Untuk menerapkan sistem sakarat ini, ada literatur yang menggunakan nira pekat dengan kadar brix 68 dicampur dengan menggunakan susu kapur dengan kadar 15 oBe dengan perbandingan 7 : 1 dengan waktu reaksi selama 5 menit dengan adanya pengadukan (mixing). Walaupun sebenarnya dapat dibuat juga dengan campuran nira mentah dan susu kapur. Larutan sakarat yang terbentuk mempunyai pH berkisar 11,0 - 11,5. Selanjutnya sakarat diinjeksikan sesuai dosis yang cocok pada nira mentah, tiap bahan (nira mentah) mempunyai karakteristik tertentu sehingga perlu adanya percobaan di laboratorium dalam penentuan dosisnya. Ada juga yang mencoba sakarat dengan perbandingan +/- 1% terhadap nira mentah yang diolah. Adapun injeksinya dilakukan pada pipa setelah tahapan pemanas pertama (JH/PP I).




Perlu menjadi perhatian dalam pembuatan sakarat, nira pekat pada kondisi pH yang tinggi (pH 11,0 - 11,5), beberapa gula reduksi yang telah rusak akan meningkatkan kadar asam organik dalam bentuk garam kalsium dan akan menurunkan PH. Selain itu, asam amino yang ada akan bereaksi dengan reducing sugar yang menyebabkan reaksi maillard. Proses degradasi ini bertambah banyak seiring dengan lamanya waktu tinggal, sehingga memperhitungkan waktu tinggal dalam proses pembuatan sakarat menjadi penting.




Operasi sakarat di PT. PG Rajawali II unit PG. Sindang laut, PG. Tersana Baru dan PG. Karang Suwung menunjukkan, aplikasi sistem sakarat ini akan menurunkan penggunaan bahan pembantu yang berupa belerang dan kapur tohor. Dalam operasi sakarat, jumlah penggunaan kapur yang dicapai adalah sebanyak 125 Kg/100 ton tebu dan belerang sebanyak 27 Kg/100 ton tebu.




Dalam operasi sakarat, kontrol pH menjadi sangat penting untuk mendapatkan hasil yang maksimal. Idealnya, proses pemurnian pada zaman yang sudah maju ini menggunakan kontrol pH otomatis yang dihubungkan dengan modutrol di sistem penjatah kapur. Hal ini akan memudahkan pengontrolan pH dan efeknya adalah lebih sempurnanya proses pemurnian sesuai dengan keinginan.

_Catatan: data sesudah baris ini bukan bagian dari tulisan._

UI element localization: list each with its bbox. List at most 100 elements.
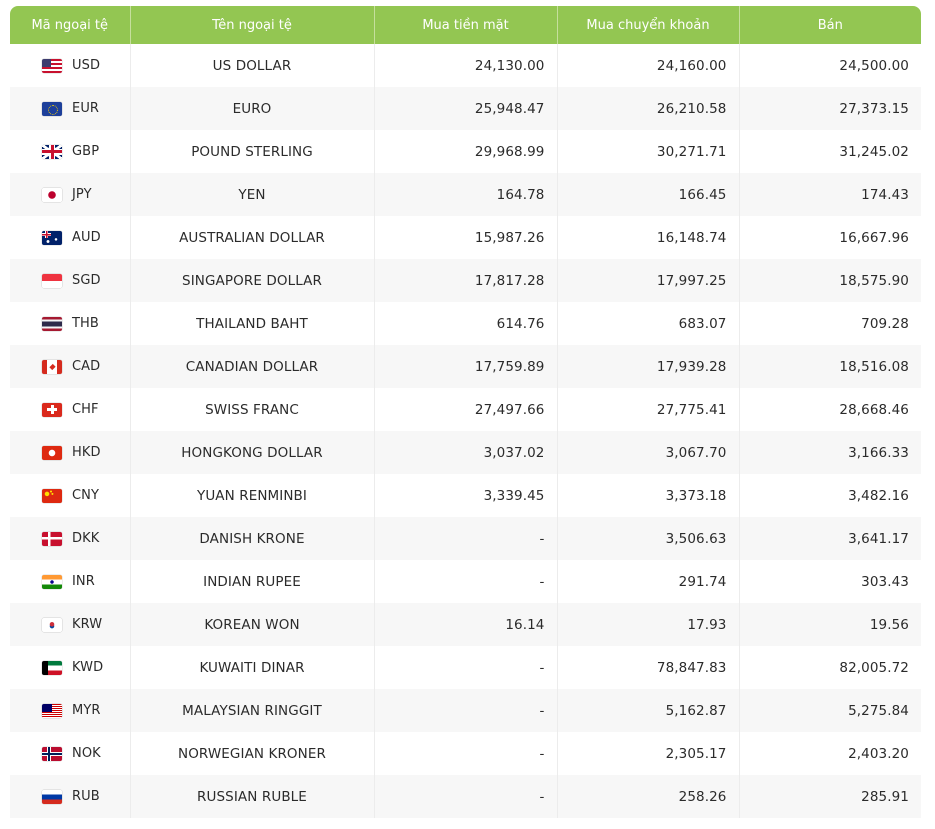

Penggunaan pH meter digital di stasiun pemurnian sebenarnya sudah banyak diterapkan pada pabrik gula di jawa, akan tetapi kenyataannya penulis belum pernah menemui pH meter di pabrik gula (pemurnian) yang bisa berfungsi dengan baik, padahal investasi yang dikeluarkan sangat besar. Hal ini merupakan sesuatu yang kurang mendapat perhatian, sehingga pabrik-pabrik yang latah untuk menjadi modern yaitu dengan menggunakan pH meter digital di stasiun pemurnian kecewa dengan performanya. Untuk itu perlu diperhitungkan dan diperhatikan jenis-jenis pH meter yang akan digunakan.